July 26, 2010

4 Months!!

There have been a lot of changes this month - a lot! My lil babies are growing into infants with a personality, they are growing as individuals!

There is supposed to be a growth spurt around 3 months (gestational age)... so we were trying to observe and make sense of their activities, their feeding habits, their sleep pattern etc... though it all looked haphazard! And then boom! I started realizing that in the last two weeks or so... they talk and talk and talk! They completely hold their neck strong. They like to stand on their feet and bounce around and laugh. They like to be held... to look around the world! They realize when one or the other is held and will stare at you point blank! They love tummy time because they can check out everything around them. They like to get in to their car seats - because they know that they get to go out! They will play with their burp cloth, their swaddles... basically anything they can get hold off. They hold their toys and talk with them. RT when on her tummy, will raise her hip and then push her feet against the ground and move ahead... where as RM, he lifts his whole body by pushing on his feet (while on his back and with the support of his head)... with the way the time has flown by, baby proofing the house is going to be just around the corner! Oh, and how can I forget... they smile at each other and try to converse! In short, they are super fun and I am loving it! :)

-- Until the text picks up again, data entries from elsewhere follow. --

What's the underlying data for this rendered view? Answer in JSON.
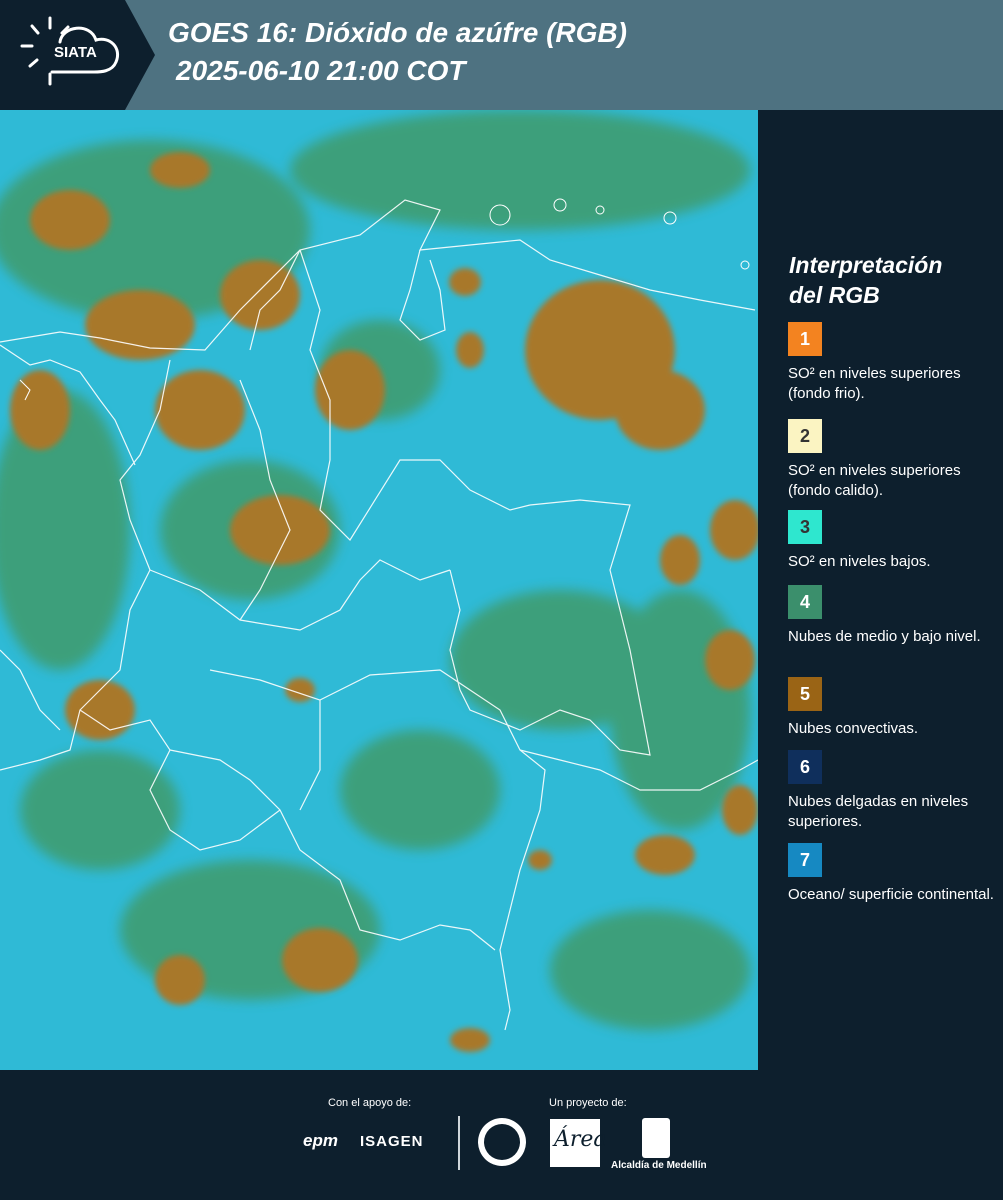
{
  "header": {
    "logo_text": "SIATA",
    "title_line1": "GOES 16: Dióxido de azúfre (RGB)",
    "title_line2": "2025-06-10 21:00 COT"
  },
  "legend": {
    "title_line1": "Interpretación",
    "title_line2": "del RGB",
    "items": [
      {
        "num": "1",
        "color": "#f38320",
        "text": "SO² en niveles superiores (fondo frio)."
      },
      {
        "num": "2",
        "color": "#fbf4c2",
        "text": "SO² en niveles superiores (fondo calido)."
      },
      {
        "num": "3",
        "color": "#2ee7cf",
        "text": "SO² en niveles bajos."
      },
      {
        "num": "4",
        "color": "#3b8f6c",
        "text": "Nubes de medio y bajo nivel."
      },
      {
        "num": "5",
        "color": "#9a6415",
        "text": "Nubes convectivas."
      },
      {
        "num": "6",
        "color": "#0f2f5c",
        "text": "Nubes delgadas en niveles superiores."
      },
      {
        "num": "7",
        "color": "#1689c2",
        "text": "Oceano/ superficie continental."
      }
    ]
  },
  "footer": {
    "support_label": "Con el apoyo de:",
    "project_label": "Un proyecto de:",
    "sponsor_1": "epm",
    "sponsor_2": "ISAGEN",
    "partner_logo_text": "Área",
    "partner_2": "Alcaldía de Medellín"
  }
}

Though, along with all this fun stuff, there has been a return of the "reflux". Especially for RM... he had some issues in his first month, some how it got under control without meds. But things started getting bad around 2.5 weeks ago. He spent 2-3 hrs crying, trying to get his burp out; he was spitting up; had lost weight (weighed 12.9 lbs when we went to the Ped); and had drastically reduced his feed. He has been on Zantac (0.8 ml 3x day) for the last 5 days and things are much better. RT had kinda started showing similar symptoms too (not as bad though)... so the Ped recomended that we try the same dosage on her and see if things change. One thing that the meds seem to be helping her with is sleep (she is a very light sleeper - that's all together another post)! So we are going to continue her meds for a week and see how over all it is affecting her. Also, since we are nearing the age of introducing solids... I am a lil concerned... from what I have read... babies with reflux can have a hard time with solids.

Their 4 month Ped visit is on August 6th! They will be getting their second round of vaccination and we will be evaluating the reflux issue as well.

July 23, 2010

One Year... & twin blessings!!

Exactly one year ago our babies came to be! Thursday, July 23, 2009 was my ER. Even though we were striving to complete our family, it was more of a mission to get pregnant... and never had I imagined how wonderfully blessed we would be a year down the line!

The journey to reach to this point has not been easy. Even now everyday with the babies is something new, a new challenge in some form or the other. Though, seeing the twinkle in their eyes, the smiles, the recognition, the cooing... it makes it all worth it!

I love you my sweet little Darlings!!

July 13, 2010

Embabies

Last year this time, I was frustrated, hopeful, disappointed, cautiously optimistic... basically a bunch of mixed feelings. Last year today (7/13), I started my stims! My babies completed 1 year on 7/9 as per their gestational age. I had an emotional outburst on that day thinking of where we were last year and where we are today... what all we had to go through to get to where we have! I can't be thankful enough for the two beautiful children we have been blessed with!

That brings me to the question of our embabies. We were fortunate enough to be able to freeze a few of our embryos... we have 5 embabies! Today, I am faced with the question of what do we do with our potential +5? Of course I have no plans of being a reality star! We (DH and I) had discussed this in the past and both were pretty sure that we wanted to give them to science. But today when I look at it... I am unsure! Several things run through my mind!

First off... my babies are already 3+ months old. I feel like time is flying by too fast, these days will never come... and if we stop at two, I am never going to get to experience this ever again... which makes me want to go for a third child. Though the practical and rational side of me knows that we are a happy family of 4!

Recently, one of the IF sista that I follow, had a BFN at one of the best clinics in the country. From what I know of her (through her blog), I know that we have similar backgrounds... a thought ran through my mind. What if I donated our embabies to them. I know it is easier said than done (legally and practically)... of course I never really proposed this to her, but I brought this hypothetical situation up with DH and he was not really comfortable. I am not comfortable blindly donating the embabies for adoption, because all my life I will wonder how the babies are doing, what they look like etc. But, looking at this IF world my heart just sinks to donate the embabies to science, where I know there are fellow IF'ers who have are still struggling to get to where I have reached. Though, I guess it is better to donate to science than just discard the embabies, because hopefully the science which has helped me reach where I have today, might be able to better help the next generation!

If you have frozen embabies, what decisions have you made?